Marco, talking about strlcpy:
> And now if the userspace people in linux would also adopt it
> the world would be a better place.  Can anyone say glibc?

Ulrich Drepper at the least appears busy elsewhere:
  http://people.redhat.com/drepper/cpumemory.pdf
  "What Every Programmer Should Know About Memory" (Nov. 21, 2007)

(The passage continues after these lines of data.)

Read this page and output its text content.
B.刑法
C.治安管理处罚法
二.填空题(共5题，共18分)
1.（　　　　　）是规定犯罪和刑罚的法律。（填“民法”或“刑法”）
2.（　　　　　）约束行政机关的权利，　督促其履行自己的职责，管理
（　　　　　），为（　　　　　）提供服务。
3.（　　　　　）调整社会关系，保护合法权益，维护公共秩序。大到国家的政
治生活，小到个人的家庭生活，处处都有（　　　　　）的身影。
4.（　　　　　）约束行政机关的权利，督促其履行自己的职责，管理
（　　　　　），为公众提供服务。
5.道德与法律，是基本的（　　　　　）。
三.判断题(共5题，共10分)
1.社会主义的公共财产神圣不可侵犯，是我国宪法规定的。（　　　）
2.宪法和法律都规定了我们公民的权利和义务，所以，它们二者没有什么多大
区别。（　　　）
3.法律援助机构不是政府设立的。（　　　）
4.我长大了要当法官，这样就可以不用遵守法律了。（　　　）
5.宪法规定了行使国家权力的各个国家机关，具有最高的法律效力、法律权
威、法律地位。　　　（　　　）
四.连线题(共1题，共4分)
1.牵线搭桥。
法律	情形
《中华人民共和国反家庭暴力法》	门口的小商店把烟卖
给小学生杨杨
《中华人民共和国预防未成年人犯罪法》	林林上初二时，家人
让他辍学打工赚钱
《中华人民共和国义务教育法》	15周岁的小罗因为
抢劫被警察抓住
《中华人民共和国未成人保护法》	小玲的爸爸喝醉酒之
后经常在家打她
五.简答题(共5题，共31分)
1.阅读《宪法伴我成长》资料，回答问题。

He is telling people they should manually partially unwrap for loops
written C in in order to optimize level 1 data cache access:

Ulrich Drepper wrote:
> #define SM (CLS / sizeof (double))
> for (i = 0; i < N; i += SM)
>  for (j = 0; j < N; j += SM)
>   for (k = 0; k < N; k += SM)
>    for (i2 = 0, rres = &res[i][j],
>         rmul1 = &mul1[i][k]; i2 < SM;
>         ++i2, rres += N, rmul1 += N)
>     for (k2 = 0, rmul2 = &mul2[k][j];
>          k2 < SM; ++k2, rmul2 += N)
>      for (j2 = 0; j2 < SM; ++j2)
>       rres[j2] += rmul1[k2] * rmul2[j2];

That's giving him an 83% speed improvement on 1000x1000 by 1000x1000
double precision matrix multiplication - on his particular hardware,
linux and gcc version, that is (as an aside, i failed to find a single
word concerning numerical stability in that context).  In that respect,
he is not cheating, he clearly states in the introduction that the paper
is "limited to commodity hardware and further limited to a subset of
that hardware" and that "the text exclusively describes Linux".

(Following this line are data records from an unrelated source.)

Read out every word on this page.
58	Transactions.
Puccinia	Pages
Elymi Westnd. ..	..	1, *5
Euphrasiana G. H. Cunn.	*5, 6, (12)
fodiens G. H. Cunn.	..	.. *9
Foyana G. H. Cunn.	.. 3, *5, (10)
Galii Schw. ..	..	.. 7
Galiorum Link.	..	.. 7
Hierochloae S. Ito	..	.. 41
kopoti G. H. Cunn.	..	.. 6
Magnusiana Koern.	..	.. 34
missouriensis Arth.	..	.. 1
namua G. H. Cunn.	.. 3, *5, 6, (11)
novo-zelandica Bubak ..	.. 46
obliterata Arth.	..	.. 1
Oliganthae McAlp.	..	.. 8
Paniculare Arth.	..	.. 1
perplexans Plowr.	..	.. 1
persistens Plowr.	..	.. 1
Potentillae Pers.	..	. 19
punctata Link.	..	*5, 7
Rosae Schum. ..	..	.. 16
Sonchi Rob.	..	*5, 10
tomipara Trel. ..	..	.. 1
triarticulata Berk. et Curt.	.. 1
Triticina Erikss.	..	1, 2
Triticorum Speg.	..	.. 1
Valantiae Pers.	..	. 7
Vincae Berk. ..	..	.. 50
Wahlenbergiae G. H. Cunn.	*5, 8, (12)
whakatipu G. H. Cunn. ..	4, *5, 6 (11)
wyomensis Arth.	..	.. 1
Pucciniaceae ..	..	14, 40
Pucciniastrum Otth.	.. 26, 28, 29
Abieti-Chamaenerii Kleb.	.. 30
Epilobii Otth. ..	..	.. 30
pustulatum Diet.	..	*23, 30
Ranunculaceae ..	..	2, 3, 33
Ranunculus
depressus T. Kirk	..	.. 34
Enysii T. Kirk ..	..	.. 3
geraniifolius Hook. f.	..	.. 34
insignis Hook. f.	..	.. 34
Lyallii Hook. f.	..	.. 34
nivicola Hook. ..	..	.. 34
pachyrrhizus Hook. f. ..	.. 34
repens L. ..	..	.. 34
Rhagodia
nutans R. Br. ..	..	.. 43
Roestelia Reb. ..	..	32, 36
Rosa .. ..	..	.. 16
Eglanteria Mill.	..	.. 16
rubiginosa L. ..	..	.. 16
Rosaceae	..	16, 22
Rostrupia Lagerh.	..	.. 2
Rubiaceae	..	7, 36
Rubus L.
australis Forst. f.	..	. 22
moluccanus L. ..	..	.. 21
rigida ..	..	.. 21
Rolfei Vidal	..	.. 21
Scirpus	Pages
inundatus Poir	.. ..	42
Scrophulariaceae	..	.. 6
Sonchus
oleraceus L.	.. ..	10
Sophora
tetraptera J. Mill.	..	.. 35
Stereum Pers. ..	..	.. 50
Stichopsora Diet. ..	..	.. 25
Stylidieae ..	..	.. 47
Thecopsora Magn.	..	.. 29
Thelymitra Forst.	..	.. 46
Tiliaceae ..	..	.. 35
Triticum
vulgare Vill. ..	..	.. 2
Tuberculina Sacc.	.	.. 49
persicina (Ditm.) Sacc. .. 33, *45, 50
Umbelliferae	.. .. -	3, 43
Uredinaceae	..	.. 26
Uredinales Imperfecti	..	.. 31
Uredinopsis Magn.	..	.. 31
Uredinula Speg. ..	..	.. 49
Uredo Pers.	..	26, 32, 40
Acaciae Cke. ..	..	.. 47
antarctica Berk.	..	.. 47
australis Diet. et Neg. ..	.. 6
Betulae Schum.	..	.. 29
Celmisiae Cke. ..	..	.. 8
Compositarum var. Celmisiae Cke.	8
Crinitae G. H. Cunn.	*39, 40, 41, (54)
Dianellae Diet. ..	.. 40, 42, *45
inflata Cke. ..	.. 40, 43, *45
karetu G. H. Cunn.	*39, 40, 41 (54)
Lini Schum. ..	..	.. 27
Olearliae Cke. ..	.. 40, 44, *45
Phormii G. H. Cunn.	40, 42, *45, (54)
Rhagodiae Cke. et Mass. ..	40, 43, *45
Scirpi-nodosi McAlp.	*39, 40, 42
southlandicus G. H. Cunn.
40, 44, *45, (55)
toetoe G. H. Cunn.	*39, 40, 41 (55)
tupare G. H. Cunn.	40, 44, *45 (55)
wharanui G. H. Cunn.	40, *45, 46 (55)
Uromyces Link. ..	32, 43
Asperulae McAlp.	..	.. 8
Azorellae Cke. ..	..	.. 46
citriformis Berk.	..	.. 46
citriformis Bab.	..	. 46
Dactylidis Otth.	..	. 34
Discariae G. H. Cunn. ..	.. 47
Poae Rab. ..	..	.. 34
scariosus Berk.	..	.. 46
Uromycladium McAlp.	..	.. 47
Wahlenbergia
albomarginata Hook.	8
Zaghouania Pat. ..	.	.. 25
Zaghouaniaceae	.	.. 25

Besides, he is advertising posix_memalign, __attribute((aligned(64)),
-mpreferred-stack-boundary, __builtin_expect, -freorder-blocks and
-falign-jumps.  Sure, the title of that 114 page paper reads What Every
Programmer Should Know About Memory.  Did you?

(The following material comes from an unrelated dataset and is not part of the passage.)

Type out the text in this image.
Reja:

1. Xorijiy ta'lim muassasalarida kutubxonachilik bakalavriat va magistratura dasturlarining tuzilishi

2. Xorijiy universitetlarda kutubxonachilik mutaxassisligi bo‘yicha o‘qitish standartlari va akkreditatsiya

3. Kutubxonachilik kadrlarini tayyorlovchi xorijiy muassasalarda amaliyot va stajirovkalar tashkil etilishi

 $ wc /tmp/cpumemory.*                                           
    4879   23252  934051 /tmp/cpumemory.pdf
    2375   91431  516772 /tmp/cpumemory.txt
 $ perl -ne '/(strl\w+)/i && print "$1\n";' < /tmp/cpumemory.txt
    strlen
    strlen

Well, probably strlcpy is simply just unrelated to anything
we ought to know about memory access.